The rule of thumb — one ‘as of’ for every 250-350 words of body copy, on the most quantified sentences. A 1,500-word post gets 4-5 instances. A 3,000-word pillar gets 8-10. Beyond that, you are signalling noise.
The freshness-extension mechanism
Why does the pattern extend half-life specifically? Two threads.
Reranker confidence. When the LLM’s reranker evaluates a candidate URL for a prompt, an undated claim creates a small uncertainty cost — the model has to weigh how likely the number is to still be accurate. A dated claim resolves the uncertainty. The reranker has a cheap way to confirm or deny relevance, so it rewards the page with a higher rerank score.
Competitive displacement. Even when a newer competitor publishes on the same prompt, your dated page may continue to win if the date is recent enough. The model assesses “is the May 2026 page good enough” rather than “is the new page necessarily better.” Without the date, the same page is treated as undated and the newer competitor wins by default on freshness.
We have written more about how the reranker actually picks sources in AI source selection. The ‘as of’ pattern is one of the cheapest moves available on signal 3 (recency) in that framework.
Operationalising the pattern
Three concrete moves to roll it out.
Step 1 — audit your top 20 cited pages. Pull them open. List the specific numerical claims in each. Mark which already have date stamps and which do not.
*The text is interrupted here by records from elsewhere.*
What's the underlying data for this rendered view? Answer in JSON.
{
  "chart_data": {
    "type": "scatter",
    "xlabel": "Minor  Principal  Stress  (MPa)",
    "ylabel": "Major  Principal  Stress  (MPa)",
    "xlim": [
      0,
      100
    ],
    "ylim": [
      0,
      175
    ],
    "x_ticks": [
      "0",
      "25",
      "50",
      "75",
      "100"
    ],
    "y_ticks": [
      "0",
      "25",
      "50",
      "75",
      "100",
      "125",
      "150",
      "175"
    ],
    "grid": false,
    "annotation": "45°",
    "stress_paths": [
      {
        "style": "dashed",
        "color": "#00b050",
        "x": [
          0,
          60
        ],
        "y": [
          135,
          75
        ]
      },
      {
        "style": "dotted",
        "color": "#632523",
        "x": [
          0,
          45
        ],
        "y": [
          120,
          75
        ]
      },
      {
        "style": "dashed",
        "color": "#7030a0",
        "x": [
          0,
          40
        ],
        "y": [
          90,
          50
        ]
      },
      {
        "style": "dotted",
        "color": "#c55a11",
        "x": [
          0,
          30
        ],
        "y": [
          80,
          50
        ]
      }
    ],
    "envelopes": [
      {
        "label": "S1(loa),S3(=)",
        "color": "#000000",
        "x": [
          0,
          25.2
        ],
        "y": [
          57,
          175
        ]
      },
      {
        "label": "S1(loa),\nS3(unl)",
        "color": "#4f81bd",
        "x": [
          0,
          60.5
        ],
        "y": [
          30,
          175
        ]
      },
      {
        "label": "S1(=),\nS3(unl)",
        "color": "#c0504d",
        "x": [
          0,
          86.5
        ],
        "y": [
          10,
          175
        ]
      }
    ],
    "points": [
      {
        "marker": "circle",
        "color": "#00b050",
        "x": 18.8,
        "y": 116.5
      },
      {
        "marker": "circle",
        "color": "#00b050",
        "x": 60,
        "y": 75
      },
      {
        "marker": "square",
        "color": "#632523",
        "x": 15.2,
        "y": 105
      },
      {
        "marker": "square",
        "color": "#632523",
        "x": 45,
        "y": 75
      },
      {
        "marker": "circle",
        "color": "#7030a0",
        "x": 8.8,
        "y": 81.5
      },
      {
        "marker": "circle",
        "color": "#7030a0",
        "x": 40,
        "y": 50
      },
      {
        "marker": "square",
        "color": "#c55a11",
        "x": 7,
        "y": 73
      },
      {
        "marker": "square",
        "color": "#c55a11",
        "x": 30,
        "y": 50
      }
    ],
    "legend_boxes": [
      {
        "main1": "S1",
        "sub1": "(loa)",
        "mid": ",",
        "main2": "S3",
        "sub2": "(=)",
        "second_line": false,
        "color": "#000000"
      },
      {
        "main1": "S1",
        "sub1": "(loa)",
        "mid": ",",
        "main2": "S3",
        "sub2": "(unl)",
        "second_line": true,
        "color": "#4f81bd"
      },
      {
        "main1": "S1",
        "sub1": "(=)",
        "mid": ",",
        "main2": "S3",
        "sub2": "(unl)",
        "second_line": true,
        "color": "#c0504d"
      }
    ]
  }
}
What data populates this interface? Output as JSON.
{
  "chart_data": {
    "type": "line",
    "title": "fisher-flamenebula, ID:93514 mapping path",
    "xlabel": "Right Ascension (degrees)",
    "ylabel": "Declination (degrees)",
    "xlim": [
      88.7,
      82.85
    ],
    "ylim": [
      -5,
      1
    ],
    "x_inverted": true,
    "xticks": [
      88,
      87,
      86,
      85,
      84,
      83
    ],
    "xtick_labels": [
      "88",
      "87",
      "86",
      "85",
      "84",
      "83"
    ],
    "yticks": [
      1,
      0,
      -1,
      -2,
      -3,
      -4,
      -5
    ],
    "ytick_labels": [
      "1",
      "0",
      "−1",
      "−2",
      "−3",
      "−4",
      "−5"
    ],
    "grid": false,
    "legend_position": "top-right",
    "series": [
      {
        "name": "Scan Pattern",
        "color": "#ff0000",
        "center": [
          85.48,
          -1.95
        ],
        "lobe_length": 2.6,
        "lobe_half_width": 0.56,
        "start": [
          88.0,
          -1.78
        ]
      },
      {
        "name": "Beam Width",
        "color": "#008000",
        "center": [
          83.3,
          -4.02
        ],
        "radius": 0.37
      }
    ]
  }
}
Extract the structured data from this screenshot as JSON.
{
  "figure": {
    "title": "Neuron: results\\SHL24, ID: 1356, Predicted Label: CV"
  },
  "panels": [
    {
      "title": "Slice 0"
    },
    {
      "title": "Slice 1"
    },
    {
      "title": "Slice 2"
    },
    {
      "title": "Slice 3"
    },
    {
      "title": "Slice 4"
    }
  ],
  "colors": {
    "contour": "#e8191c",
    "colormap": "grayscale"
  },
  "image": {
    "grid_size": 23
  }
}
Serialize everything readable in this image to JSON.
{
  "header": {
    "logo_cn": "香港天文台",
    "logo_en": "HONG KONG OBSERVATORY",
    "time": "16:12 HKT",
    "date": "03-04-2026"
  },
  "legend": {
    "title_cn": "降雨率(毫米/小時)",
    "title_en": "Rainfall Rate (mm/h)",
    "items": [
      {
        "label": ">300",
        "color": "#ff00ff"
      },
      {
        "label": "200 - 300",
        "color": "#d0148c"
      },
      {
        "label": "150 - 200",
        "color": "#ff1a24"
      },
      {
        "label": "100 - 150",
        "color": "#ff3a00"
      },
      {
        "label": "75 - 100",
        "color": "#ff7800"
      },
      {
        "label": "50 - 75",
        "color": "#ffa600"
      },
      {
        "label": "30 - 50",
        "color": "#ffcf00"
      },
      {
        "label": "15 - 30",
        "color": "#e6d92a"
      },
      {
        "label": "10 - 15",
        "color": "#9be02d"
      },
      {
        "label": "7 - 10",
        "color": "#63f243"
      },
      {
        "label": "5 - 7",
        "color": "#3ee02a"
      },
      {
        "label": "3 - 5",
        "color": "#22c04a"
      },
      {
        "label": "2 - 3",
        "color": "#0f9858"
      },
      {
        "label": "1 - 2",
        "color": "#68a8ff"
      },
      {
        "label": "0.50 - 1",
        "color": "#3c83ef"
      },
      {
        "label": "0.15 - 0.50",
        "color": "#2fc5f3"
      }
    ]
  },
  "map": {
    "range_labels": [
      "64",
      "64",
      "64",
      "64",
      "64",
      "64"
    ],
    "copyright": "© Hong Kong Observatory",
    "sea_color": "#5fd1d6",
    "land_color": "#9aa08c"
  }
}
The unmarked ones are your work list.
Step 2 — add ‘as of [month year]’ inline. Edit each unmarked claim. Use the format your voice prefers. Save. Bump dateModified.
Step 3 — bake the pattern into the style guide. Add to your writer-onboarding doc — “specific numerical claims should be date-stamped inline. Format: ‘as of [month year]’ or ’([month year])’.” Make it part of how your team writes by default.
Quarterly refresh. During the refresh cadence rhythm week-2 micro-edits, update the ‘as of’ dates on pages where the underlying number has been verified or refreshed. Pages with stale dates are worse than pages with no dates, because the staleness is now explicit.
Pairing with the structural moves
The ‘as of’ pattern is one piece of the freshness toolkit, not all of it. It pairs with.
The ‘what changed’ block at the top of refreshed pages, covered in the refresh-cadence post.
Quick Facts table rows with explicit dates in cells — “Median citation half-life (May 2026): 18 days” beats the same row without the parenthetical.
Citation footnotes in long-form pieces that reference the source publication’s own date. The model preserves source dates as well as your own, so a footnote with “[Source: published April 2026]” inside it has the same protective effect.
The compound effect — a page with inline ‘as of’ phrases, dated Quick Facts cells, a ‘what changed’ block, and a recent dateModified consistently outlasts pages with one of those signals but not the rest. Each adds an independent signal. The retriever rewards the combination.
For the lowest-effort move with the largest measurable lift, ‘as of [month year]’ is hard to beat. Six characters. 30-45% half-life extension. The economics are unusual.